(161b) How to Design a Fast Nanocar

Authors: 
Sezginel, K. B., University of Pittsburgh
Wilmer, C. E., University of Pittsburgh
Nash, J., MolSSI
How can we design the world’s smallest machines—machines that operate at an extraordinarily small scale with molecular moving parts? Just as experimental research on electric motors and combustion engines by nineteenth-century scientists led to revolutionary technologies, exploration of molecular motors, actuators, logic gates, and other molecular machines could lead to similarly transformative discoveries and innovations in the future. However, at present, the focus of computational chemistry software is on exploring various molecular phenomena, not on designing new molecular machines. Whereas computer-aided design (CAD) software has become mainstream in the design of new cars, airplanes, and other “macro” machines, CAD tools that can design molecular machines have yet to be developed. Developing comprehensive software for this purpose might seem daunting, even impossible, but a promising starting point is to focus on the design of molecular components that can eventually be incorporated into molecular machines.

In this work we developed a nanocar builder tool that can be used with a user interface and/or as a Python library for automated building of nanocars. Nanocars are single molecule vehicles that resemble macroscopic automobiles and they are important for understanding how to control molecular diffusion on surfaces. This process is commonly utilized in cells to transport molecular cargo: enzyme molecules are moved along protein filament tracks converting chemical energy into mechanical work. The nanocar builder tool was developed as a plug-in for Avogadro 2 molecular visualizer and a complementary Python package was developed to perform the geometric operations for building the nanocar.
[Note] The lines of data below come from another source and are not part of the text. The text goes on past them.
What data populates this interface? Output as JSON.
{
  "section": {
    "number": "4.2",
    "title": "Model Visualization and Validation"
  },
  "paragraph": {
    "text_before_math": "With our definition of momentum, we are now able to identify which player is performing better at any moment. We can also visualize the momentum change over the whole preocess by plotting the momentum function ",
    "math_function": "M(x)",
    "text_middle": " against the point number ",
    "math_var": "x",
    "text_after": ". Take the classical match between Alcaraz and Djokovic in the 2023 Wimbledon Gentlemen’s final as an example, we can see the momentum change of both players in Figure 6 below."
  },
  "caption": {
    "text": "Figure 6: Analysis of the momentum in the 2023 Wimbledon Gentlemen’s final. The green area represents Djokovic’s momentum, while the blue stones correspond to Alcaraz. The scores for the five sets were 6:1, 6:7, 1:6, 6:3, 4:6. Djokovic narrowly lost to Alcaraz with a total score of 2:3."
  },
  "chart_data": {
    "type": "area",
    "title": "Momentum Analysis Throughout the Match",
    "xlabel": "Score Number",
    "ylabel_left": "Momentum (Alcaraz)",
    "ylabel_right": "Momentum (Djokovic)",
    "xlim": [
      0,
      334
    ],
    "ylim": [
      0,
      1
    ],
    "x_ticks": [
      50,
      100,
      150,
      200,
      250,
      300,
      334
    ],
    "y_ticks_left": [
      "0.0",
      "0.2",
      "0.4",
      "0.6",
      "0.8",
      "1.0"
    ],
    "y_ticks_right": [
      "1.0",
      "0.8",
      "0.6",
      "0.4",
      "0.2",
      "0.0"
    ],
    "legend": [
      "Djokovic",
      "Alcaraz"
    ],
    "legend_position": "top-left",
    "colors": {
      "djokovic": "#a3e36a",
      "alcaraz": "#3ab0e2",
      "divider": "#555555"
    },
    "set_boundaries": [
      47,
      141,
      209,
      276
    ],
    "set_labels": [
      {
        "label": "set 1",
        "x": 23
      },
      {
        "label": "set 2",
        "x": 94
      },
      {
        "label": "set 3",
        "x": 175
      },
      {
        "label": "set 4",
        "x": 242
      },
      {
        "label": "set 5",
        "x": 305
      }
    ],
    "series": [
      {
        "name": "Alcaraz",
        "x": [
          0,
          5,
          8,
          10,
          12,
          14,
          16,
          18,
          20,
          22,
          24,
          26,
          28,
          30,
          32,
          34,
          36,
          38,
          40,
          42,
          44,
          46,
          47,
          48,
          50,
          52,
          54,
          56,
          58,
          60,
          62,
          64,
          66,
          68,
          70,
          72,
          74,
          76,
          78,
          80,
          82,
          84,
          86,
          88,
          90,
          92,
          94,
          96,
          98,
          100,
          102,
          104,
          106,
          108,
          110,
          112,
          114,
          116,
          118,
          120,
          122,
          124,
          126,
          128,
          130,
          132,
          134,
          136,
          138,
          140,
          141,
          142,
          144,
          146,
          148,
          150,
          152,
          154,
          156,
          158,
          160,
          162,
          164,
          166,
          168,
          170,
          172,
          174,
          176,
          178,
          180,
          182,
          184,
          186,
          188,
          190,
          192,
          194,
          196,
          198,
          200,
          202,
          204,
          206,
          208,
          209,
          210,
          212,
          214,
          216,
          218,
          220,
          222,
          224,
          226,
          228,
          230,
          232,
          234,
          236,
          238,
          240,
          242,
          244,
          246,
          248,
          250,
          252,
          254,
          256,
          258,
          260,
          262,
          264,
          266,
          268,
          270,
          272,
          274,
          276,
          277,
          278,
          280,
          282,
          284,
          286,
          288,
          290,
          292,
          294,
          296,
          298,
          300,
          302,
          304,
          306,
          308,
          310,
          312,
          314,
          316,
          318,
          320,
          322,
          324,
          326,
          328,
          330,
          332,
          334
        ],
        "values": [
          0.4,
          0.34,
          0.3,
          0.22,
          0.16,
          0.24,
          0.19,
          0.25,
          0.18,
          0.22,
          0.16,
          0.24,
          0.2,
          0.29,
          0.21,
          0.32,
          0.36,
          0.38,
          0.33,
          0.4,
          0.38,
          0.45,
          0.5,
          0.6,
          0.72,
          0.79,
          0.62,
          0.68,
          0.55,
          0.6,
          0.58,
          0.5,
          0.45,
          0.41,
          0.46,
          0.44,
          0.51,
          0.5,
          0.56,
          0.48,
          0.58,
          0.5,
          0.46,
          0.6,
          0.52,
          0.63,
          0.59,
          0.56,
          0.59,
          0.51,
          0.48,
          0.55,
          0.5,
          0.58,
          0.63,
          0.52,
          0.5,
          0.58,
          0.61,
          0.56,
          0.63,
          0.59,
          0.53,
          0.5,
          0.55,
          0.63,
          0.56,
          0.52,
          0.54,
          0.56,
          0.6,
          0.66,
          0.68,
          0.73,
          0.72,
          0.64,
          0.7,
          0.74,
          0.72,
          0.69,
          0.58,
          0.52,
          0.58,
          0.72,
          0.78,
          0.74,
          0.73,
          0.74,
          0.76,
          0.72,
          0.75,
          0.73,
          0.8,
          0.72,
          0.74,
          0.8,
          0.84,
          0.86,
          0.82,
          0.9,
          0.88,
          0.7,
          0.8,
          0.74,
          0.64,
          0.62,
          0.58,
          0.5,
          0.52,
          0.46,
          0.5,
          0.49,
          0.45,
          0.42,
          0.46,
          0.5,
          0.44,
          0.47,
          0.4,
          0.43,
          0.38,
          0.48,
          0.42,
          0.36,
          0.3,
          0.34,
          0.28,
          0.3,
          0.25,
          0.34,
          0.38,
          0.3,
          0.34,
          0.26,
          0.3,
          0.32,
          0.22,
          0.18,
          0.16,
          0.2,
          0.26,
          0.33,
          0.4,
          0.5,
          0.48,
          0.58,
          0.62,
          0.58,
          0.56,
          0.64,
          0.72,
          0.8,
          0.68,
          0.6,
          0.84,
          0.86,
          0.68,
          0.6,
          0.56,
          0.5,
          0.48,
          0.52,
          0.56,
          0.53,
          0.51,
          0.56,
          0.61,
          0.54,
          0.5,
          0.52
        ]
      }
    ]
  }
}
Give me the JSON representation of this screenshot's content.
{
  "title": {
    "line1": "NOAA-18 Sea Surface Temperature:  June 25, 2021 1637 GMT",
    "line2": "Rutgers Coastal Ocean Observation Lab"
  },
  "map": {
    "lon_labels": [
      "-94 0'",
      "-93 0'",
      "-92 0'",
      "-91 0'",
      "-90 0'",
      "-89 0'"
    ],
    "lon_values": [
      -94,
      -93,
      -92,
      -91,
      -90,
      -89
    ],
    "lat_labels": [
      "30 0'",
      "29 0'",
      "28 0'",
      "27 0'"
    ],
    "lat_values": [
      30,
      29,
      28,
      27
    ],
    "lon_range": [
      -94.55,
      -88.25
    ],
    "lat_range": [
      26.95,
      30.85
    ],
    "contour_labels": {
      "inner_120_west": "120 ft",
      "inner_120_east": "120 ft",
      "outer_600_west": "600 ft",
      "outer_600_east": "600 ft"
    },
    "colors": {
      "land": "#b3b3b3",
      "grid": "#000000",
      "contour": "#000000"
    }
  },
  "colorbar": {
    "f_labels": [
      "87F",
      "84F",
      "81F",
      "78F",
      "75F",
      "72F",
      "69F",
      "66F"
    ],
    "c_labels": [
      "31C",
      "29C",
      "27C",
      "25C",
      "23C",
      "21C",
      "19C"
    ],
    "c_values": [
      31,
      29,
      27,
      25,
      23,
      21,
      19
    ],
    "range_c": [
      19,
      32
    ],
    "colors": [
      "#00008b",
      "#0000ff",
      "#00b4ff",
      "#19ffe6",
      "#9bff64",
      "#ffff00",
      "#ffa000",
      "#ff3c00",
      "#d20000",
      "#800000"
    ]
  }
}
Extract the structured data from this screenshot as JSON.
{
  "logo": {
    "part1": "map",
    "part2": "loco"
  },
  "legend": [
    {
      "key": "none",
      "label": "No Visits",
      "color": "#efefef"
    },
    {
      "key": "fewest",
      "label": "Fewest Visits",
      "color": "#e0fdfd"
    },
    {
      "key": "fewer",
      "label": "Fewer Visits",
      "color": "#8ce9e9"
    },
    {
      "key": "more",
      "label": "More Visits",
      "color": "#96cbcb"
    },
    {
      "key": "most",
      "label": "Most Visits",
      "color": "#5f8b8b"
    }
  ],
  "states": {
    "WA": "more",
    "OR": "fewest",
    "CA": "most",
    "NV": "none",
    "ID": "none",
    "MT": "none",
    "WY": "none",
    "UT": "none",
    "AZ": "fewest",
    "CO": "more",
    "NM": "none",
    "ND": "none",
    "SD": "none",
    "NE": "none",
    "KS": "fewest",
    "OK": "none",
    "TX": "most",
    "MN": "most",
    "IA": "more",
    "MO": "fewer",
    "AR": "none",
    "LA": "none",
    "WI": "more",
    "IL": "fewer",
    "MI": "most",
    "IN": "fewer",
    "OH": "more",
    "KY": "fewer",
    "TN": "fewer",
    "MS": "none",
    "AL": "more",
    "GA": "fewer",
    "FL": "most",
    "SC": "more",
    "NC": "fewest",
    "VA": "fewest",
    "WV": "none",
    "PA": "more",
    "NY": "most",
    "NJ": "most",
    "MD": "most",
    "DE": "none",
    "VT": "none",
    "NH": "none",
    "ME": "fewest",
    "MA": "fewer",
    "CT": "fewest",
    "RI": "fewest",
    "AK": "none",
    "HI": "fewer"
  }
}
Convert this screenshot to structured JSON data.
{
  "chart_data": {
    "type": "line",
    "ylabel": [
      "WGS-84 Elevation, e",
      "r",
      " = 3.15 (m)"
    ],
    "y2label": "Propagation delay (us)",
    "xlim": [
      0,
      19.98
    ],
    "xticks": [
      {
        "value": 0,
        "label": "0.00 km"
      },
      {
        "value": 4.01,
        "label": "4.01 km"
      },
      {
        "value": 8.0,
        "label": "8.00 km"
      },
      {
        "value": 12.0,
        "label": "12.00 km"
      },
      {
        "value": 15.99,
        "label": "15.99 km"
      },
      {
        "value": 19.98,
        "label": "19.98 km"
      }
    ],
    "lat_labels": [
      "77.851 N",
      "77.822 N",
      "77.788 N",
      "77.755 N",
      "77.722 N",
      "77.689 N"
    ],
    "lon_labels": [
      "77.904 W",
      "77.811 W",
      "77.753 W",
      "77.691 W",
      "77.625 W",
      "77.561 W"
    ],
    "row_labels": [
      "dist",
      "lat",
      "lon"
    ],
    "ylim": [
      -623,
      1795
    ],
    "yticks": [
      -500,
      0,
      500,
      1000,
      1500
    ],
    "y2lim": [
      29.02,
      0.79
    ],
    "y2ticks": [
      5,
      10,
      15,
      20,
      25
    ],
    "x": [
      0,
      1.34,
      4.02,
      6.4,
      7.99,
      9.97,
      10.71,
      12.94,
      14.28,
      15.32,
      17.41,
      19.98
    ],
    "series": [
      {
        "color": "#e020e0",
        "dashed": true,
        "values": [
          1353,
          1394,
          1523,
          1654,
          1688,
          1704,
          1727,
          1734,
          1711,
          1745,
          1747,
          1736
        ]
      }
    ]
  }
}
The current release allows users to build a nanocar molecule from components of chassis and wheel molecules. Additionally, users can build a metal surface to place the molecular car and assign force field parameters for the system which provides an initial configuration to study diffusion behavior of these molecules. Using the nanocar builder Python library we generated hypothetical nanocars and studied their diffusion using Molecular Dynamics simulations. We investigated how the molecular interactions effect the diffusion of nanocars and outlined guidelines on how to design faster nanocars.

Currently, the plug-in is available on GitHub (https://github.com/kbsezginel/nanocar-avogadro) including a webpage where users can find detailed written instructions on installation and usage, as well as video tutorials (https://kbsezginel.github.io/nanocar-avogadro). With the upcoming 2nd International Nanocar Race our nanocar builder can be used to improve nanocar designs by understanding how the molecular components of the nanocar affect the diffusion behavior. Additionally, we believe this plug-in serves as a proof-of-concept for a unique platform to build complex molecular machine systems.